Since Julius Caesar’s assassination was a group project there were definitely some guys who did just enough stabbing to get a passing grade.
Adding pasta water to my cereal to make the milk stick.
When a pair of scissors hear you’re looking for them
Donkey I Shreked the Kids
I blame cartoon elephants for influencing how I overreact when I see a mouse.
Gandalf: Frodo, you have the fortitude to carry the ring and resist its power.
Frodo: *puts the ring on twice in one hour*
Gandalf: ffs
They said it was a black-tie affair. They should’ve specified that it was a jacket-shirt-underwear-pants-socks-shoes affair.
1st Guy: So it’s agreed we’ll call it “4 Guys Burgers and Fries” .

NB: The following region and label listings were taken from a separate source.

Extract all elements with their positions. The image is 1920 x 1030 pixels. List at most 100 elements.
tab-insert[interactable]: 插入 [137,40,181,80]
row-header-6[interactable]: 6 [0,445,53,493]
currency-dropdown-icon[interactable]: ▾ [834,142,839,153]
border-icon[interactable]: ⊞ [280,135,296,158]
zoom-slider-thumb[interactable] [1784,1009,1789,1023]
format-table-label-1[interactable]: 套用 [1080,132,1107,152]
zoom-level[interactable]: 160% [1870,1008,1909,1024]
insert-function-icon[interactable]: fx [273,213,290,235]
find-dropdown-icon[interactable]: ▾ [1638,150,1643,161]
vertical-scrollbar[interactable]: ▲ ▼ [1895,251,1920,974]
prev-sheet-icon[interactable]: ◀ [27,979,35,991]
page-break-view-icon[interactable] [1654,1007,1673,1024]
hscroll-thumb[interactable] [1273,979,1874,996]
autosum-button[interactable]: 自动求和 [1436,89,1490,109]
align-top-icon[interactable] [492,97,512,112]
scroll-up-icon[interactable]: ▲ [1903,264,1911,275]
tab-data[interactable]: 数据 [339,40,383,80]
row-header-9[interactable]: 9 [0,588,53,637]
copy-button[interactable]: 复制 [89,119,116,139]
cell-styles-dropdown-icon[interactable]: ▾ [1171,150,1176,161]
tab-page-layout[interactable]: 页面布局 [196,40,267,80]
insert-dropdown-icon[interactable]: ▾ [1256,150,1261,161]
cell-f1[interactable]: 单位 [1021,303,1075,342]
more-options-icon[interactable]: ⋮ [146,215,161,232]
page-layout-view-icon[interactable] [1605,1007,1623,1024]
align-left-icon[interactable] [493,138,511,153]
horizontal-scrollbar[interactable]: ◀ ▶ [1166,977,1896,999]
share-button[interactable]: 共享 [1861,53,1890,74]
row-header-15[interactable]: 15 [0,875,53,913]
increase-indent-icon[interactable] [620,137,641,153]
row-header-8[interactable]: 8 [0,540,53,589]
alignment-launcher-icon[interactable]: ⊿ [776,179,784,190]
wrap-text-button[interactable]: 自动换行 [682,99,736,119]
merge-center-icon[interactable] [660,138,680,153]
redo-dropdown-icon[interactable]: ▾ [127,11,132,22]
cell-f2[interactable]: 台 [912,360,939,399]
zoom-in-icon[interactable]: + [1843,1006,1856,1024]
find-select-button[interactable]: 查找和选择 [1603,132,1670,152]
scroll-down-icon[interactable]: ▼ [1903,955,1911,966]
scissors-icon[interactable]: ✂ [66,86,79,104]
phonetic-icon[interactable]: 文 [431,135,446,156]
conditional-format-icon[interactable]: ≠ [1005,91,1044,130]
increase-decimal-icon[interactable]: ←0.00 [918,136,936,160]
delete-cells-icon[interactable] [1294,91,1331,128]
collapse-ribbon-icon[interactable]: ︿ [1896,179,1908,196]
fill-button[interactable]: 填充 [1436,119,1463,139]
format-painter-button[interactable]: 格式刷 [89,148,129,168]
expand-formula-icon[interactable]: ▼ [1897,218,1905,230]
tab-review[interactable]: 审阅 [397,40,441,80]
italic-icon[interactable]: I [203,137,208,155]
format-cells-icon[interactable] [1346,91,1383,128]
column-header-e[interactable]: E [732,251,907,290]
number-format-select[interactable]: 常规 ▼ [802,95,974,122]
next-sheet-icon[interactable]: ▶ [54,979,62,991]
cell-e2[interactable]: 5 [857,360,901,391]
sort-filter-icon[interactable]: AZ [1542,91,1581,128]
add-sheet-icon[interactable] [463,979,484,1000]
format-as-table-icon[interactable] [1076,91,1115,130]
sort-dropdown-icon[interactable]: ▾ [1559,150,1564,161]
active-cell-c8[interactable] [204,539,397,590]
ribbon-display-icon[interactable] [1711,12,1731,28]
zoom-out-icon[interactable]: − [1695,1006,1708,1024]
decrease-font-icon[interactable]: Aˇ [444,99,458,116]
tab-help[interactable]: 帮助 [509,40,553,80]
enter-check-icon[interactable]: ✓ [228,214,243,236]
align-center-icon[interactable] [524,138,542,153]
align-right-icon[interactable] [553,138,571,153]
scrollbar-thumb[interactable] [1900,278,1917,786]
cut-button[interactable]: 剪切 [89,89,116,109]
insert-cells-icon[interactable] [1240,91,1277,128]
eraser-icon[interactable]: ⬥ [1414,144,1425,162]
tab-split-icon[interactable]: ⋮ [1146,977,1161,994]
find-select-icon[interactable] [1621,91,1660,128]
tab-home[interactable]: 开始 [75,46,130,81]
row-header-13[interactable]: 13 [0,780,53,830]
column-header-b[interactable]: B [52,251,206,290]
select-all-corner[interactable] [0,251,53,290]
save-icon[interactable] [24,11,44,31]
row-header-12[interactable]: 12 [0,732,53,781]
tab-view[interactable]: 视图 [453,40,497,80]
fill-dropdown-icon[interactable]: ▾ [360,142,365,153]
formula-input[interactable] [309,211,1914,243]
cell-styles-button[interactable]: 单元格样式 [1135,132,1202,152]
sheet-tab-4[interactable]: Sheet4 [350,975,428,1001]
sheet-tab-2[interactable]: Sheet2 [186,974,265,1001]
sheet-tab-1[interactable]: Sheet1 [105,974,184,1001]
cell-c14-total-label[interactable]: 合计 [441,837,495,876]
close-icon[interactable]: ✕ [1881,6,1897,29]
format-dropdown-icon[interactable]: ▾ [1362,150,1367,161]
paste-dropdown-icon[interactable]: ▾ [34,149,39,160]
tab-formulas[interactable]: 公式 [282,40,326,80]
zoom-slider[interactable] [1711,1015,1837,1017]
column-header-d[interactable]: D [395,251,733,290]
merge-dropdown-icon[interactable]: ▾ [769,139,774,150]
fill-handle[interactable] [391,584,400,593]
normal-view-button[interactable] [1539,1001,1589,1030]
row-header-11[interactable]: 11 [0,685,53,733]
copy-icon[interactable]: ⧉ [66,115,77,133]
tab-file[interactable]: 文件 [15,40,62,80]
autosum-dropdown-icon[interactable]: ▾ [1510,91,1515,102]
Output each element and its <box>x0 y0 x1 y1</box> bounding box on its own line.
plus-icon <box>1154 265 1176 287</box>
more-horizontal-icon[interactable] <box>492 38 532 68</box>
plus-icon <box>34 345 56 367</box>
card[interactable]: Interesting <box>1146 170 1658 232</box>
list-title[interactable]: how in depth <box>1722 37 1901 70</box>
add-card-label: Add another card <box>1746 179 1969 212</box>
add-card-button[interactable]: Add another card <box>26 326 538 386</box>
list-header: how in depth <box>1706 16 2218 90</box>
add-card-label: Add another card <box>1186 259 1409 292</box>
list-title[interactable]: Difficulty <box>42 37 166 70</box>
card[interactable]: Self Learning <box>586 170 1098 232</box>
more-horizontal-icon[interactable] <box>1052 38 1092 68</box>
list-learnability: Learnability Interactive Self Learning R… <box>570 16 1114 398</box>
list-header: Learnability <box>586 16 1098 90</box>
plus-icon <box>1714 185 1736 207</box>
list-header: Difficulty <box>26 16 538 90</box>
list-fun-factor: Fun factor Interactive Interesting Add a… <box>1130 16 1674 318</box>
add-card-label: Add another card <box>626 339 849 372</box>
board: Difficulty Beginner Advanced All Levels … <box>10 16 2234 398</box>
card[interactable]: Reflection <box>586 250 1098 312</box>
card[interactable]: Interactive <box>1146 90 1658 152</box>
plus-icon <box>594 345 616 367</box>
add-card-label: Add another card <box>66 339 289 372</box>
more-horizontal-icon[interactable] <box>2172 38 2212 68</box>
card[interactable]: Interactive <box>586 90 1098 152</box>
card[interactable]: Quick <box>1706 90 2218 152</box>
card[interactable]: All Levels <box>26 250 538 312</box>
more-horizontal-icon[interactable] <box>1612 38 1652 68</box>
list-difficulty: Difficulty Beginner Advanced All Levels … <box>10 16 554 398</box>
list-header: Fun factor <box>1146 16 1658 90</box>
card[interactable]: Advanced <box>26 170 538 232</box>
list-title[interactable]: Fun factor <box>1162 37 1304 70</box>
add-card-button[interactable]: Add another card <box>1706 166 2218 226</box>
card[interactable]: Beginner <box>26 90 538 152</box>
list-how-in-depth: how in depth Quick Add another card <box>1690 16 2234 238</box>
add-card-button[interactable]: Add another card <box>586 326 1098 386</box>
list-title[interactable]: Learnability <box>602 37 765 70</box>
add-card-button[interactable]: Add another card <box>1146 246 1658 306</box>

2nd Guy: I think we should call it “Four Guys” instead of “4 Guys”.
3rd Guy: I agree.
4th Guy: I actually prefer “4 Guys”.
1st Guy: I think we’re going to need a fifth guy.
Anyone: Loose lips sink ships
Me *writing down note*: Tighten ship’s lips.
A lot of birthdays in November. It’s as if there’s some kind of romantic peak in or around mid-February.
I thought PrintNightmare was when your boss caught you using the company photocopier to make your lost goldfish flyers.
“And we’re back at the Baby Walking Finals!”
“Our next competitor is attempting a 3 inch step…”
“He got his right foot down firmly and the grandparents are impressed. Can he stick the landing?”
“He’s coming down with his left foot and… Ohhhhh he’s fallen flat on his face!”
Of course when Godzilla destroys the city is the same day I wear flip flops and no belt!
Girlfriend: Are you crying?
Me: It’s a wedding episode…
Gf: But you don’t even like this show
Me: Yeah but at first the wedding was cancelled…but they pulled it together…because of love 😭
[Terminator Academy]
Terminator: When you travel to the past you will arrive nude.
Insecurminator: oh no!
Worm: These early birds are decimating our population.
Other worm: I’ve developed some tech that’ll impede their early rising abilities.
Worm: What is it?
Other worm: I call it “a YouTube rabbit hole”
I woke up this morning next to a dead fly that I don’t know. I need to stop drinking.
[Premiere of A River Runs Through It]
Beavers: Booooo!
Producer: What should we do with the deer movie?
Walt Disney: Kill the mom.
P: and the mermaid movie?
WD: Kill the mom.
P: maybe for the lion movie we can do something different?
WD: Oh ok….kill the dad.
What did people count before they counted Mississippis? Mesopotamias? Kathmandus? Cucamongas?